Workaday Wednesday

A busy, but productive day at work, and a day of unexpected sun and good weather. Except for a very delayed subway connection this morning and an uncomfortably crowded car when it arrived, today was pretty much just your average, busy Wednesday.

A night at the library

I spent another day wrasslin’ with a manuscript, taking all my corrections and putting them back into a Word document to send to the authors. We’ll see how quick they can respond, and if they agree to all my changes.

A few other e-mails aside, and a quick escape for lunch, that was pretty much my day. My evening was spent at an event called Speculating on Fiction at the New York Public Library. The guests included John Scalzi, Scott Westerfeld, Cat Valente, and of course my favorite author, Lev Grossman. Gavin Grant of Small Beer Press emceed, and Brian Slattery and friends provided music.

It was a lot of fun. John Sclazi was quite entertaining, essentially just repeating the story he tells here about The Shadow War of the Night Dragons, Book One: The Dead City. Cat Valente was maybe the best reader of her work, making me wonder what’s wrong with me that I’ve never read any of it yet, and Scott Westerfeld not for the first time made me want to read his Leviathan series. And even Grossman was good, reading from the forthcoming Magicians sequel, which, at least in the section he read, focuses more closely on one of the first book’s most woefully mistreated characters, Julia. It wasn’t good enough to convince me to actually read the new book — I don’t think anything could do that — but he didn’t seem out of place on the stage or anything like that.

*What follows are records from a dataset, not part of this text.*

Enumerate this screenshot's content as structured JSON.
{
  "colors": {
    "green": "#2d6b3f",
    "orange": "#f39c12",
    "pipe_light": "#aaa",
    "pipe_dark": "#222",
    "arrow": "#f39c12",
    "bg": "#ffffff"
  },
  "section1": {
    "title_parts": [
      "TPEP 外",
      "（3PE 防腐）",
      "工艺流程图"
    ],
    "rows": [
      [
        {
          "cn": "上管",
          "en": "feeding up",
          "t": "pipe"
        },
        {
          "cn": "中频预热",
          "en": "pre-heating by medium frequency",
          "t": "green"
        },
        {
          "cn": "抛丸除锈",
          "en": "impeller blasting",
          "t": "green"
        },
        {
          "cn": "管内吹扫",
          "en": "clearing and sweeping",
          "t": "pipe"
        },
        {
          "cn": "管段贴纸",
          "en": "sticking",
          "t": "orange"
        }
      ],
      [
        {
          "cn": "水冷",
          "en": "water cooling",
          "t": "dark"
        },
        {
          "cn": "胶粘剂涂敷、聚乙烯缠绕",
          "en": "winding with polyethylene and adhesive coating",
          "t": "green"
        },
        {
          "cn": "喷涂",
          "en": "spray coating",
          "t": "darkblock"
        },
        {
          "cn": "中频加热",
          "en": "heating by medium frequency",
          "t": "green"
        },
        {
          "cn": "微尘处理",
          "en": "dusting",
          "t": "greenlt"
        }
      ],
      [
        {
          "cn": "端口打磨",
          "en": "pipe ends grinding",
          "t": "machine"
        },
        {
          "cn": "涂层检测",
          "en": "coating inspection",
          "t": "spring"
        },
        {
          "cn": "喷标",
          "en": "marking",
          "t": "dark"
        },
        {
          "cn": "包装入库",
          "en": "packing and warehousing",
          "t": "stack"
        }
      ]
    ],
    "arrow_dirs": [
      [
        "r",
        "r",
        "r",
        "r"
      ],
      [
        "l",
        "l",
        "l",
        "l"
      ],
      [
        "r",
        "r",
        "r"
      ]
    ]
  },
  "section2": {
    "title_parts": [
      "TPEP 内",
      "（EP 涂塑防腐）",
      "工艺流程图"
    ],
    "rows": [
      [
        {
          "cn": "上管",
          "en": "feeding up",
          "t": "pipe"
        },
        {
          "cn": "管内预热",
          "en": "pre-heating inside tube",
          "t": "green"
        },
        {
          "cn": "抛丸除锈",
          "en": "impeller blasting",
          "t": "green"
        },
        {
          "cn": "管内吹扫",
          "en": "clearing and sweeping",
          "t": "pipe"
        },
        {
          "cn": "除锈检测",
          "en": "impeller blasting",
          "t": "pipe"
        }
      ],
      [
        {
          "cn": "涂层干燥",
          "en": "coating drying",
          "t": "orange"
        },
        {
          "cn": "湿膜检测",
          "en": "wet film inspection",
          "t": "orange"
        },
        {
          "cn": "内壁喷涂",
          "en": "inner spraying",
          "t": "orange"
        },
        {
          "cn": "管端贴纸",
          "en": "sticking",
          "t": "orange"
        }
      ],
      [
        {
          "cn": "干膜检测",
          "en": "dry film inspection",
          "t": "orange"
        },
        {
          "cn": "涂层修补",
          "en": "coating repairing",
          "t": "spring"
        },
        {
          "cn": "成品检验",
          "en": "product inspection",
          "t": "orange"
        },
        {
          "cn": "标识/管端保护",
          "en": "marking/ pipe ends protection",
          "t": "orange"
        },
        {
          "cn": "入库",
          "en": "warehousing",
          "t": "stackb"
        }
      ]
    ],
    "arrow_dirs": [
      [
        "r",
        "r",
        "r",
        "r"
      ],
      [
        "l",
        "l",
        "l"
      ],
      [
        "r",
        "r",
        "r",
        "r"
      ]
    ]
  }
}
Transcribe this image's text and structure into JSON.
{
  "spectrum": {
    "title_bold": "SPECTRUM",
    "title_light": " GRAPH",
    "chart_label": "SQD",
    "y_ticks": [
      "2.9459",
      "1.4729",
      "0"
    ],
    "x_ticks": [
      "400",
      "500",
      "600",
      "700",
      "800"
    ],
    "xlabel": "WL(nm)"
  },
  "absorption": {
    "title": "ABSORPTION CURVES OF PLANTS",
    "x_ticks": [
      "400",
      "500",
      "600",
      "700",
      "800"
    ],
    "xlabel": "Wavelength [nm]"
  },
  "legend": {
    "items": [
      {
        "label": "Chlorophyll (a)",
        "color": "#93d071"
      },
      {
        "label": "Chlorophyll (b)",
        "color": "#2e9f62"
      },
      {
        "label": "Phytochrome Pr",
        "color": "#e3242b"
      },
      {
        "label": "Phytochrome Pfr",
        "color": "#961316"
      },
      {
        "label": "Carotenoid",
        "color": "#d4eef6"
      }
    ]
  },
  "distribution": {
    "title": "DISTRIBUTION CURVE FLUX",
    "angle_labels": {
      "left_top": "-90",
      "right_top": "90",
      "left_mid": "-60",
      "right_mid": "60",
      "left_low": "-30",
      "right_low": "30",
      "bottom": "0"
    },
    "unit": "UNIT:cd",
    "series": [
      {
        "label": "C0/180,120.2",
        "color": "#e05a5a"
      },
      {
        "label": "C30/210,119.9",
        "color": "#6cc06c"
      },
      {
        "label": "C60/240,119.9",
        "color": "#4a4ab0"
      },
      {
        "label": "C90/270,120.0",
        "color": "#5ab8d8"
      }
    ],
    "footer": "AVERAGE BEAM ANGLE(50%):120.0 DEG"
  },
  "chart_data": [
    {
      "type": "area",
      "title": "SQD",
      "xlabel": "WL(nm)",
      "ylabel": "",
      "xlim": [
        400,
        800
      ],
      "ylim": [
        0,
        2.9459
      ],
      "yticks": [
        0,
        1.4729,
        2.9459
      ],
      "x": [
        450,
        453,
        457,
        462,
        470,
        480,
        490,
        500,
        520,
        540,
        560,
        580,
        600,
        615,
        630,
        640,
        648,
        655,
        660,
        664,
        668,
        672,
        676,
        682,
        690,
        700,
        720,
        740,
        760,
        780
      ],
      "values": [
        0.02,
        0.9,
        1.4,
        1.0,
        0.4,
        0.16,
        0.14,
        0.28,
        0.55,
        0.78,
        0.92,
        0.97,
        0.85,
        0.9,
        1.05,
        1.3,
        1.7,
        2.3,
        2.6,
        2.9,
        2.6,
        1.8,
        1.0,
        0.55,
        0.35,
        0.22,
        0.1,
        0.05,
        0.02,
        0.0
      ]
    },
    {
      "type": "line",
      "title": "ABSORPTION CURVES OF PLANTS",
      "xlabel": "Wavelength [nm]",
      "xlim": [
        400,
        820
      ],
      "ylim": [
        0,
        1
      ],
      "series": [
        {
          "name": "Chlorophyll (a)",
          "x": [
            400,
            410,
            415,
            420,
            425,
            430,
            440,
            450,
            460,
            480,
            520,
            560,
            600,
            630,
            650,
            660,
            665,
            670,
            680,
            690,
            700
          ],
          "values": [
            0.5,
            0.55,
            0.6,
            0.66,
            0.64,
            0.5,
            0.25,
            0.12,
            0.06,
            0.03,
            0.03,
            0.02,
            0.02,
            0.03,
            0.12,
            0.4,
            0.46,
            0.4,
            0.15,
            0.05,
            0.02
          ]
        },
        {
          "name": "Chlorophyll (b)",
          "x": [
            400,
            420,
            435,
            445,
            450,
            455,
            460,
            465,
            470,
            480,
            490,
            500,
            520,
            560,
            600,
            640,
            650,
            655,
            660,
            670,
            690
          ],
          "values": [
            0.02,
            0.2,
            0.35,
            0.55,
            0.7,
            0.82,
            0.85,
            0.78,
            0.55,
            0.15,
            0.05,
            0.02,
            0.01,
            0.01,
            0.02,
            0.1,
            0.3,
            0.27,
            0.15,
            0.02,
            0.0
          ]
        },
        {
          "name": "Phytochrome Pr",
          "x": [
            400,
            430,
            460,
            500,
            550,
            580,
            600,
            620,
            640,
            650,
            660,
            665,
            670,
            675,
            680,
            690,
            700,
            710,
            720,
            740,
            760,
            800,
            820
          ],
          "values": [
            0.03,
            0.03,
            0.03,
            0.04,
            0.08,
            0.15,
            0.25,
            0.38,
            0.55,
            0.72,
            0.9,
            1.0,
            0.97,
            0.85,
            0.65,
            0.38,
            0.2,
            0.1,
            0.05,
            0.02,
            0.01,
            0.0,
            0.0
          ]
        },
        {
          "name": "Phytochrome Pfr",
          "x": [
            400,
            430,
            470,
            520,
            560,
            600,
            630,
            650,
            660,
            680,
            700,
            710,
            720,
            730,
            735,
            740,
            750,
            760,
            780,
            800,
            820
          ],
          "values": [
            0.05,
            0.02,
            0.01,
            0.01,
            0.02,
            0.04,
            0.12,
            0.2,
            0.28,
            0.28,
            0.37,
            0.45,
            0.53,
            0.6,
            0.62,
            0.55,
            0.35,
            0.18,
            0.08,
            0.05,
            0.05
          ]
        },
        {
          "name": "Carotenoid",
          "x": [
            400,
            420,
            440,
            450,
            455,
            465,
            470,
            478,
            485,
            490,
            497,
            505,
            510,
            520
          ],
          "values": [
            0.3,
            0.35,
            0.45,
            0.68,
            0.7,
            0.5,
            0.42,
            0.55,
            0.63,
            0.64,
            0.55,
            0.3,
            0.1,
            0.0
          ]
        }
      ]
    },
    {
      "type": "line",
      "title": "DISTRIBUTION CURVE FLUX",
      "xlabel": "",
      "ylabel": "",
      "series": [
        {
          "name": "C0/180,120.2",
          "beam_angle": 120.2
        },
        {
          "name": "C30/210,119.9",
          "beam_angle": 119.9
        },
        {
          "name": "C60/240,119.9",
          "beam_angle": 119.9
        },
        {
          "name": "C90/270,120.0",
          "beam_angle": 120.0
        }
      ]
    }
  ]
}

(I did note that only one person had a question for him during the Q&A, about how he manages being a full-time critic for Time with writing a novel. But the man’s not tedious idiot. Anybody can write a lousy book. A really, really, really lousy book.)

What’s shakin’

A busy day at work, spent mostly continuing to read the manuscript that arrived in my in-box on Friday. I finished, for the most part, although I’ll have to spend tomorrow making a few structural changes, as well as converting all of my handwritten corrections into the Word document I can send back to the authors. (Therein lies the drawback of preferring to edit on a printed copy.)

And tonight, for dinner, we had leftover Chinese food. Hence, the leftover fortune cookie.

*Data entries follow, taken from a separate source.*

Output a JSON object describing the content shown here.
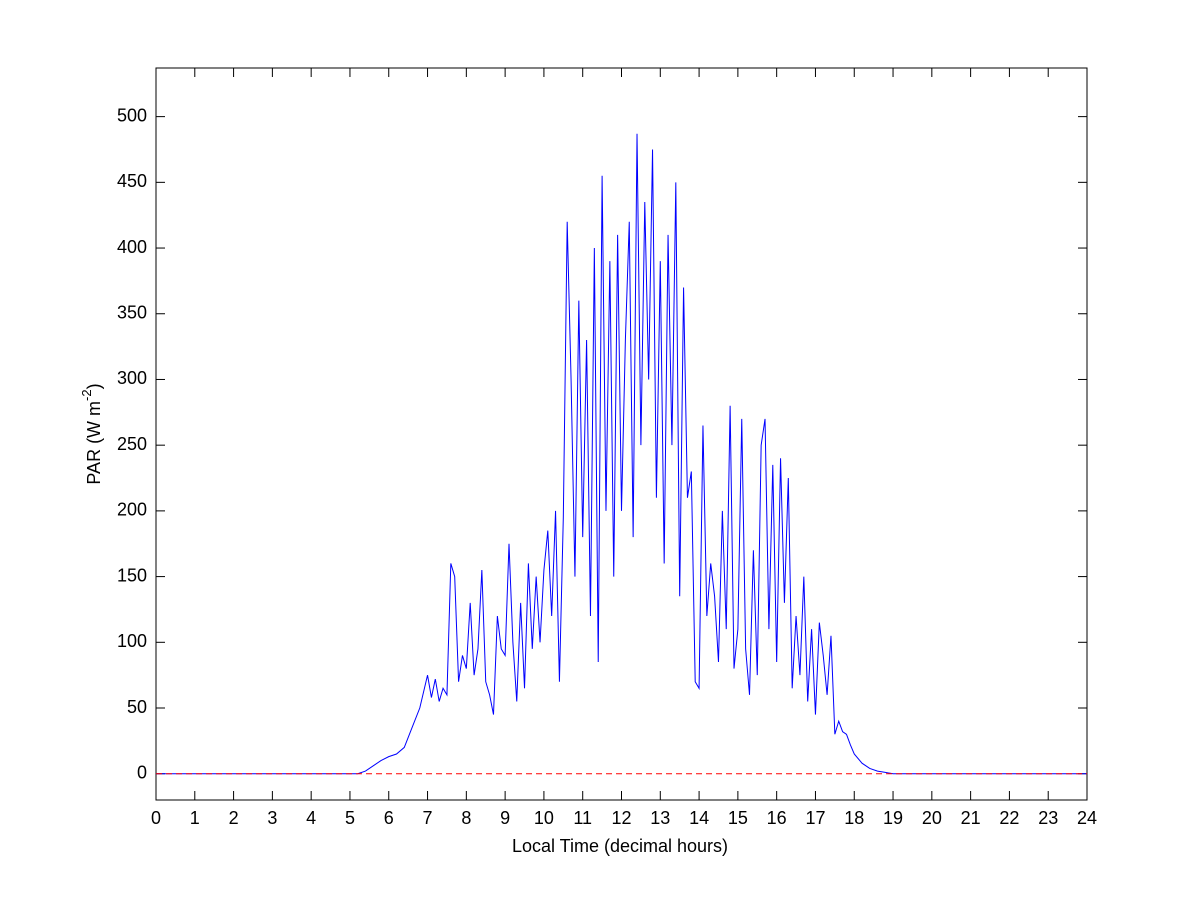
{
  "chart_data": {
    "type": "line",
    "xlabel": "Local Time (decimal hours)",
    "ylabel": {
      "text": "PAR (W m",
      "sup": "-2",
      "end": ")"
    },
    "xlim": [
      0,
      24
    ],
    "xticks": [
      0,
      1,
      2,
      3,
      4,
      5,
      6,
      7,
      8,
      9,
      10,
      11,
      12,
      13,
      14,
      15,
      16,
      17,
      18,
      19,
      20,
      21,
      22,
      23,
      24
    ],
    "ylim": [
      -20,
      537
    ],
    "yticks": [
      0,
      50,
      100,
      150,
      200,
      250,
      300,
      350,
      400,
      450,
      500
    ],
    "grid": false,
    "series": [
      {
        "color": "#0000ff",
        "dash": false,
        "x": [
          0,
          5,
          5.2,
          5.4,
          5.6,
          5.8,
          6.0,
          6.2,
          6.4,
          6.6,
          6.8,
          7.0,
          7.1,
          7.2,
          7.3,
          7.4,
          7.5,
          7.6,
          7.7,
          7.8,
          7.9,
          8.0,
          8.1,
          8.2,
          8.3,
          8.4,
          8.5,
          8.6,
          8.7,
          8.8,
          8.9,
          9.0,
          9.1,
          9.2,
          9.3,
          9.4,
          9.5,
          9.6,
          9.7,
          9.8,
          9.9,
          10.0,
          10.1,
          10.2,
          10.3,
          10.4,
          10.5,
          10.6,
          10.7,
          10.8,
          10.9,
          11.0,
          11.1,
          11.2,
          11.3,
          11.4,
          11.5,
          11.6,
          11.7,
          11.8,
          11.9,
          12.0,
          12.1,
          12.2,
          12.3,
          12.4,
          12.5,
          12.6,
          12.7,
          12.8,
          12.9,
          13.0,
          13.1,
          13.2,
          13.3,
          13.4,
          13.5,
          13.6,
          13.7,
          13.8,
          13.9,
          14.0,
          14.1,
          14.2,
          14.3,
          14.4,
          14.5,
          14.6,
          14.7,
          14.8,
          14.9,
          15.0,
          15.1,
          15.2,
          15.3,
          15.4,
          15.5,
          15.6,
          15.7,
          15.8,
          15.9,
          16.0,
          16.1,
          16.2,
          16.3,
          16.4,
          16.5,
          16.6,
          16.7,
          16.8,
          16.9,
          17.0,
          17.1,
          17.2,
          17.3,
          17.4,
          17.5,
          17.6,
          17.7,
          17.8,
          17.9,
          18.0,
          18.2,
          18.4,
          18.6,
          18.8,
          19.0,
          24
        ],
        "values": [
          0,
          0,
          0,
          2,
          6,
          10,
          13,
          15,
          20,
          35,
          50,
          75,
          58,
          72,
          55,
          65,
          60,
          160,
          150,
          70,
          90,
          80,
          130,
          75,
          95,
          155,
          70,
          60,
          45,
          120,
          95,
          90,
          175,
          100,
          55,
          130,
          65,
          160,
          95,
          150,
          100,
          155,
          185,
          120,
          200,
          70,
          195,
          420,
          300,
          150,
          360,
          180,
          330,
          120,
          400,
          85,
          455,
          200,
          390,
          150,
          410,
          200,
          330,
          420,
          180,
          487,
          250,
          435,
          300,
          475,
          210,
          390,
          160,
          410,
          250,
          450,
          135,
          370,
          210,
          230,
          70,
          65,
          265,
          120,
          160,
          135,
          85,
          200,
          110,
          280,
          80,
          110,
          270,
          95,
          60,
          170,
          75,
          250,
          270,
          110,
          235,
          85,
          240,
          130,
          225,
          65,
          120,
          75,
          150,
          55,
          110,
          45,
          115,
          90,
          60,
          105,
          30,
          40,
          32,
          30,
          22,
          15,
          8,
          4,
          2,
          1,
          0,
          0
        ]
      },
      {
        "color": "#ff0000",
        "dash": true,
        "x": [
          0,
          24
        ],
        "values": [
          0,
          0
        ]
      }
    ]
  }
}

A romantic evening awaits you in the off-world colonies

How is that Friday, the very last day in the week, was also by far my busiest?

Maybe it has something to do with the manuscript that landed in my lap, or rather my e-mail in-box, first thing this morning. I started reading through it and realized it needed more corrections — mostly typos, but some factual — than at first glance. So, aside from another project that ate into a lot of my time, I spent the day reading the book, with my red pen in hand. As I noted via Twitter, sometimes I don’t feel like I’m correcting grammar, but rather introducing it to a manuscript for the very first time. (I also realized that my life would be very different, at least in the way I think about my job and the way I do it, if I hadn’t taken that copyediting class my senior year of college.)

When I left for the day, I was about halfway through the manuscript. With luck, I’ll finish on Monday and send my corrections and queries off to the authors. It would be nice to put the book into production soon, even if at this point it’s unlikely to make the year.

And yeah, I’m fairly sure the world isn’t going to end this weekend.

This evening, after dinner, I got a fortune cookie, the one in the photograph up above. (That’s allowed even when you don’t eat Chinese food for dinner, right?) It said, “A romantic evening awaits you tonight.” So, of course, I spent the evening watching a zombie movie with friends over Twitter. Well, I had a lot of fun, even if I can’t say my feelings on 28 Weeks Later as a film are much revised from my original opinion.

Though never let it be said that zombies can’t be romantic.

Thoroughly Thursday

The sun actually came out for most of today, which was a shock. I ate my lunch in a little public park — basically just some benches in the courtyard next to a building — a couple of blocks from the office.

Beyond that, it was a pretty ordinary Thursday. I started reading Ursula K. Le Guin’s Tales from Earthsea. I got my business cards — a whole box, with no one, really, to give them to. And the not-quite-as-dreadful instant coffee flavors arrived today as well. That’s about the level of excitement we’re dealing with here, this particular Thursday.